Ne pensavo e ne penso tutto il bene possibile. Consentono all’autore di avere una qualche misura del valore della sua opera e magari di vendere qualche copia in più. Se scrivi per un piccolo editore non è facile arrivare nelle librerie. Il limite dei concorsi, è determinato dal numero dei libri che vi partecipano. Mi spiego meglio, i concorsi che conosco prevedono una giuria di qualità che seleziona 3 o 5 libri da proporre a una giuria popolare. Se al premio vengono iscritti cento libri, i giurati sono nell’impossibilità materiale di leggerli e, immagino, si orientano sui nomi più noti o sui libri che hanno avuto recensioni positive. In questo modo, la funzione del premio viene meno.
Come definisci i tuoi romanzi?
Romanzi, appunto. Non amo le tassonomie, e ancora oggi, nonostante le lezioni di Tecla Dozio non ti so dire se i miei sono “gialli” “noir” o chissà cos’altro. Sono romanzi: finzioni narrative che trattano di temi reali. Non scrivo tanto per scrivere e chi mi legge non può leggermi tanto per passare il tempo. Scrivo perchè ho qualcosa da dire, qualcosa che riguarda la realtà in cui viviamo. Cerco di essere avvincente, perchè ritengo sia un dovere
“L’ingegnere” del tuo ultimo romanzo è uno che, più che vivere, funziona. Cioè?
L’ingegnere del romanzo è un incapace affettivo. Un uomo che ha scelto di vivere contando solo sulla propria intelligenza e sulla forza della logica. Da questo punto di vista “Il debito dell’ingegnere” è un romanzo di apprendimento: l’ingegnere apprende che per capire la realtà la logica non basta.
Davvero non è mai troppo tardi nella vita per ripagare i debiti morali che si accumulano nei confronti degli altri?
Dipende. Dipende da come sei fatto. Ci sono persone che non riconoscono nessun tipo di debito e ce ne sono altre che con i debiti proprio non sanno convivere. Io preferisco queste ultime. Sarà che lavoro in banca…
Appunto, lavori in banca. Si tratta di un posto dove si può ambientare un delitto o viene piuttosto voglia di commetterlo?
La Banca è un posto fantastico per ambientare un delitto. Ci nascono e ci muoiono i sogni della gente: un mutuo per andare a vivere con la fidanzata, il finanziamento per aprire un’attività, il credito negato che fa fallire un’impresa, e mette sul lastrico gli operai. Ci passa la vita dalla banca, con il suo carico di di emozioni. Sconsiglierei invece di commettere un delitto in banca, sai com’è, ci sono un sacco di telecamere, guardie armate. Fossi in te lascerei perdere.
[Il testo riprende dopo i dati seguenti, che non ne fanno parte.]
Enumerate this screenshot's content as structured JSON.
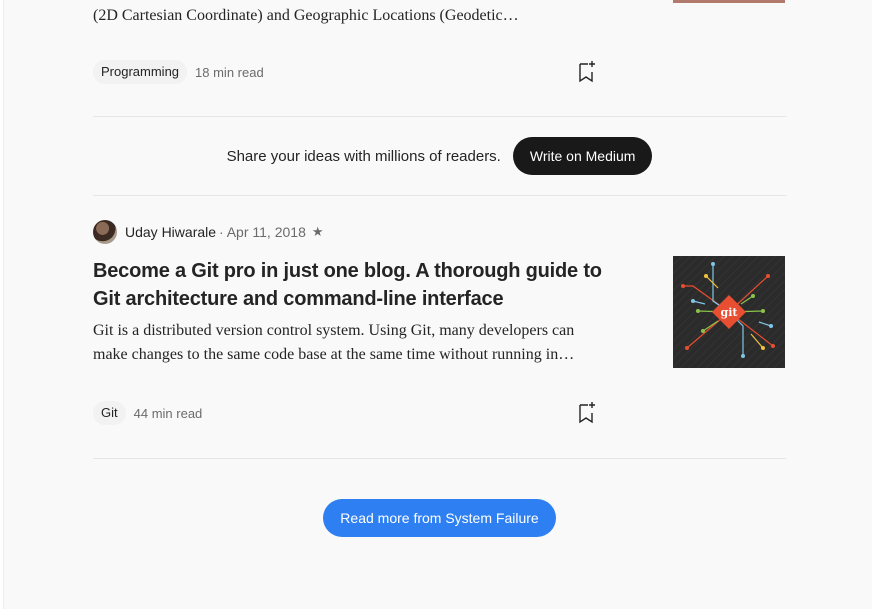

Credo che ogni lettore cerchi una parte di sè in quello che legge. Che ne dici?
Dico che è vero, e è un gran complimento quando mi scrivono per dirmi che ci si sono ritrovati.
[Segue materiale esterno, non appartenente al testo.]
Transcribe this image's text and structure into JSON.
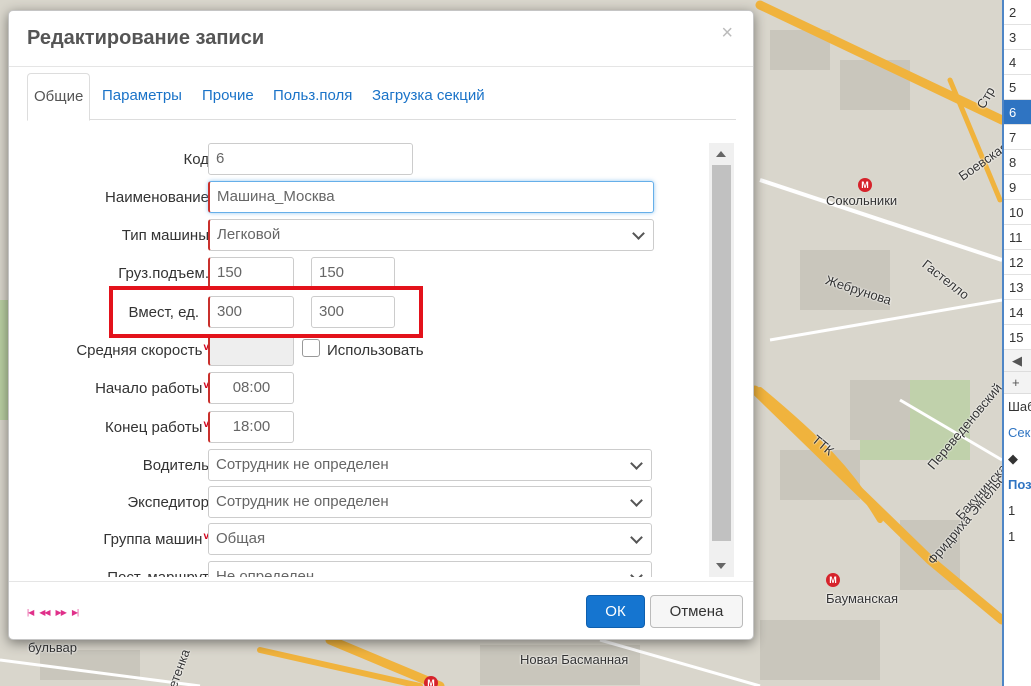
{
  "dialog": {
    "title": "Редактирование записи",
    "close_icon": "×",
    "tabs": [
      {
        "label": "Общие",
        "active": true
      },
      {
        "label": "Параметры"
      },
      {
        "label": "Прочие"
      },
      {
        "label": "Польз.поля"
      },
      {
        "label": "Загрузка секций"
      }
    ],
    "fields": {
      "code": {
        "label": "Код",
        "value": "6"
      },
      "name": {
        "label": "Наименование",
        "value": "Машина_Москва"
      },
      "vehicle_type": {
        "label": "Тип машины",
        "value": "Легковой"
      },
      "capacity": {
        "label": "Груз.подъем.",
        "value1": "150",
        "value2": "150"
      },
      "volume": {
        "label": "Вмест, ед.",
        "value1": "300",
        "value2": "300"
      },
      "avg_speed": {
        "label": "Средняя скорость",
        "required": "v",
        "checkbox_label": "Использовать"
      },
      "start_time": {
        "label": "Начало работы",
        "required": "v",
        "value": "08:00"
      },
      "end_time": {
        "label": "Конец работы",
        "required": "v",
        "value": "18:00"
      },
      "driver": {
        "label": "Водитель",
        "value": "Сотрудник не определен"
      },
      "forwarder": {
        "label": "Экспедитор",
        "value": "Сотрудник не определен"
      },
      "group": {
        "label": "Группа машин",
        "required": "v",
        "value": "Общая"
      },
      "route": {
        "label": "Пост. маршрут",
        "value": "Не определен"
      }
    },
    "pager": [
      "|◀",
      "◀◀",
      "▶▶",
      "▶|"
    ],
    "ok_label": "ОК",
    "cancel_label": "Отмена"
  },
  "map": {
    "labels": [
      "Сокольники",
      "Жебрунова",
      "Гастелло",
      "ТТК",
      "Бауманская",
      "Новая Басманная",
      "бульвар",
      "етенка",
      "Боевская",
      "Переведеновский",
      "Бакунинская",
      "Фридриха Энгельса",
      "Стр"
    ],
    "metro_icon": "М",
    "colors": {
      "road": "#f0b33d",
      "land": "#d9d6cc",
      "block": "#c9c6bc",
      "park": "#b9cfa2"
    }
  },
  "side_panel": {
    "rows": [
      "2",
      "3",
      "4",
      "5",
      "6",
      "7",
      "8",
      "9",
      "10",
      "11",
      "12",
      "13",
      "14",
      "15"
    ],
    "selected": "6",
    "tools": [
      "◀",
      "+"
    ],
    "texts": [
      "Шаб",
      "Сек",
      "Поз",
      "1",
      "1"
    ]
  },
  "colors": {
    "accent": "#1575d0",
    "highlight": "#e3121b",
    "required": "#c9302c"
  }
}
“Leggi mille pagine e scrivine una.” Che ne pensi?
Sacrosanto.
Perché ci sono scuole di scrittura creativa e non di musica creativa, scultura creativa, architettura creativa, pittura creativa eccetera?
Perchè musica, pittura, scultura, sono arti di per sé, mentre la scrittura è uno strumento neutro che può diventare arte e qualcuno pensa che si possa insegnare. Io credo che si possano dare degli strumenti del mestiere, ma la creatività non te la insegnerà mai nessuno
La prima cosa che hai scritto e che hai fatto leggere a qualcuno, e cosa ti hanno detto.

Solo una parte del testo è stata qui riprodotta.